Can you tell me about the films you make with your brother?

My brother and I have been making stuff since we were ten years old. The first thing we did was fifteen minutes and was shot with the little camera on my Macbook, which we edited on iMovie. It was fun, and slowly we started doing more and more. I finished a short film which I’m very proud of. It’s called Brothers in Arms. It’s about the love of two brothers and what happens when you separate them. It was actually written when I was shooting The Kings Of Summer. I was away from my brother for 5 months, and it was that solitude and all that that really inspired me to write the script. Then when I got back from The Kings Of Summer my brother and I shot in like a month. I wrote it, directed it, photographed it, my brother scored it for me, he’s the lead actor, and it turned out really well. I’m hopeful to get it to a festival, and if not I’ll just keep it to remember what I did when I was younger and hopefully in the future I’ll be like, ‘this is where I started.’

Hannah Montana was huge. Is it ever difficult to move on from that and try something new?
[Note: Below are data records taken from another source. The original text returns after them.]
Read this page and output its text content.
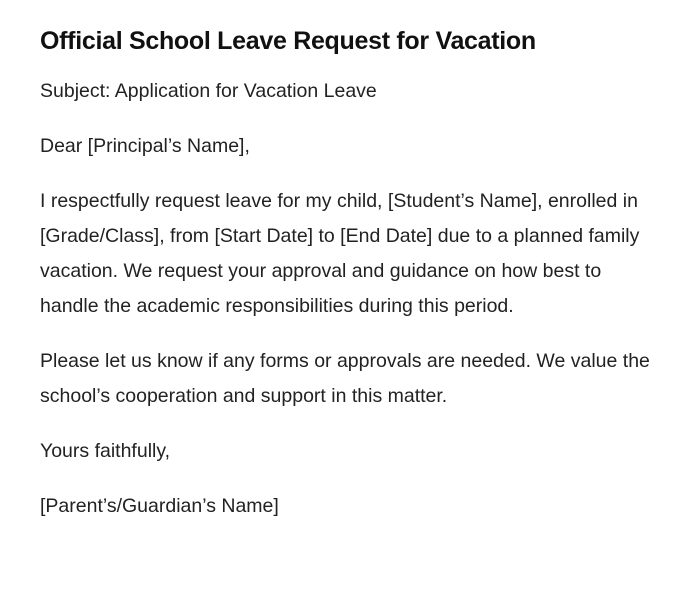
Official School Leave Request for Vacation

Subject: Application for Vacation Leave

Dear [Principal’s Name],

I respectfully request leave for my child, [Student’s Name], enrolled in [Grade/Class], from [Start Date] to [End Date] due to a planned family vacation. We request your approval and guidance on how best to handle the academic responsibilities during this period.

Please let us know if any forms or approvals are needed. We value the school’s cooperation and support in this matter.

Yours faithfully,

[Parent’s/Guardian’s Name]
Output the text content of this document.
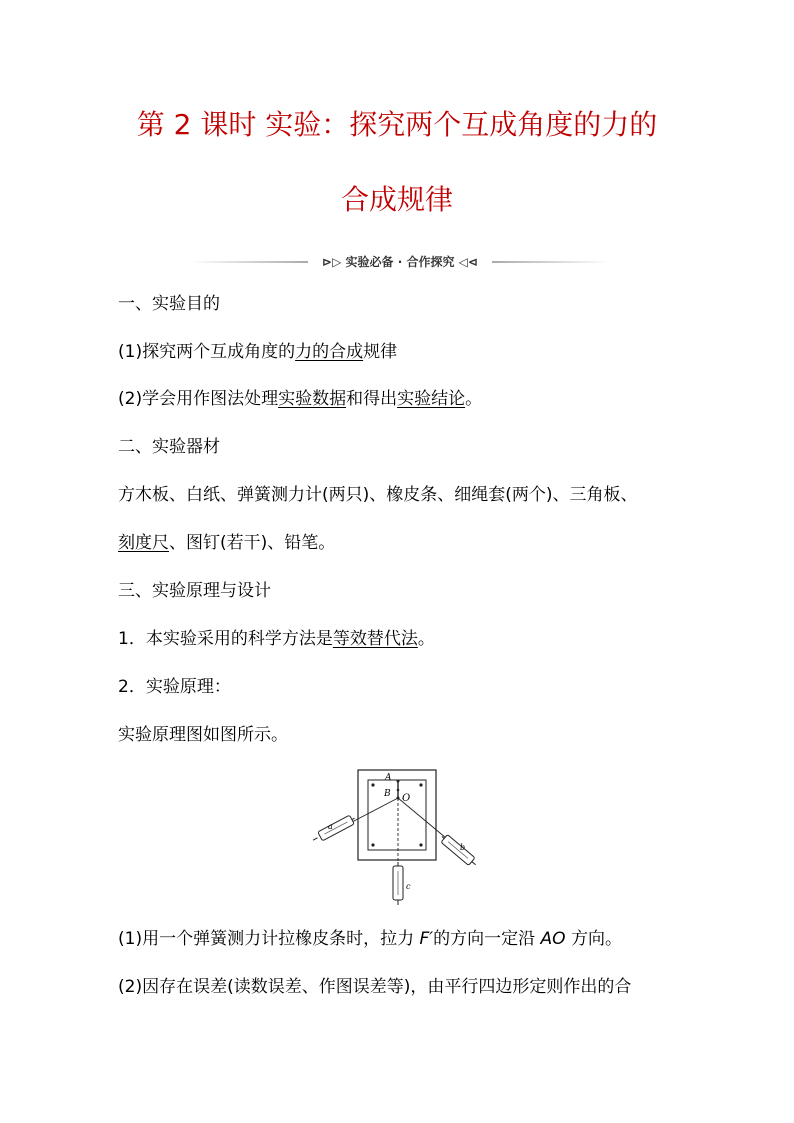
第 2 课时 实验：探究两个互成角度的力的
合成规律
⊳▷ 实验必备 · 合作探究 ◁⊲
一、实验目的
(1)探究两个互成角度的力的合成规律
(2)学会用作图法处理实验数据和得出实验结论。
二、实验器材
方木板、白纸、弹簧测力计(两只)、橡皮条、细绳套(两个)、三角板、
刻度尺、图钉(若干)、铅笔。
三、实验原理与设计
1．本实验采用的科学方法是等效替代法。
2．实验原理：
实验原理图如图所示。
A
B O
a
b
c
(1)用一个弹簧测力计拉橡皮条时，拉力 F′的方向一定沿 AO 方向。
(2)因存在误差(读数误差、作图误差等)，由平行四边形定则作出的合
Yeah, it’s very difficult to get out of that. Hannah Montana is what taught me everything I know about comedy and timing and about the etiquette on set. I wouldn’t be where I am right now, and I wouldn’t have the knowledge that I have right now without that show, but at some point you do have to move on. I’m grateful for the experience, but I’m also grateful that I’ve had the chance to work on other projects that I am very excited about. People have seen me for six years as Rico, and now they will see different sides of me.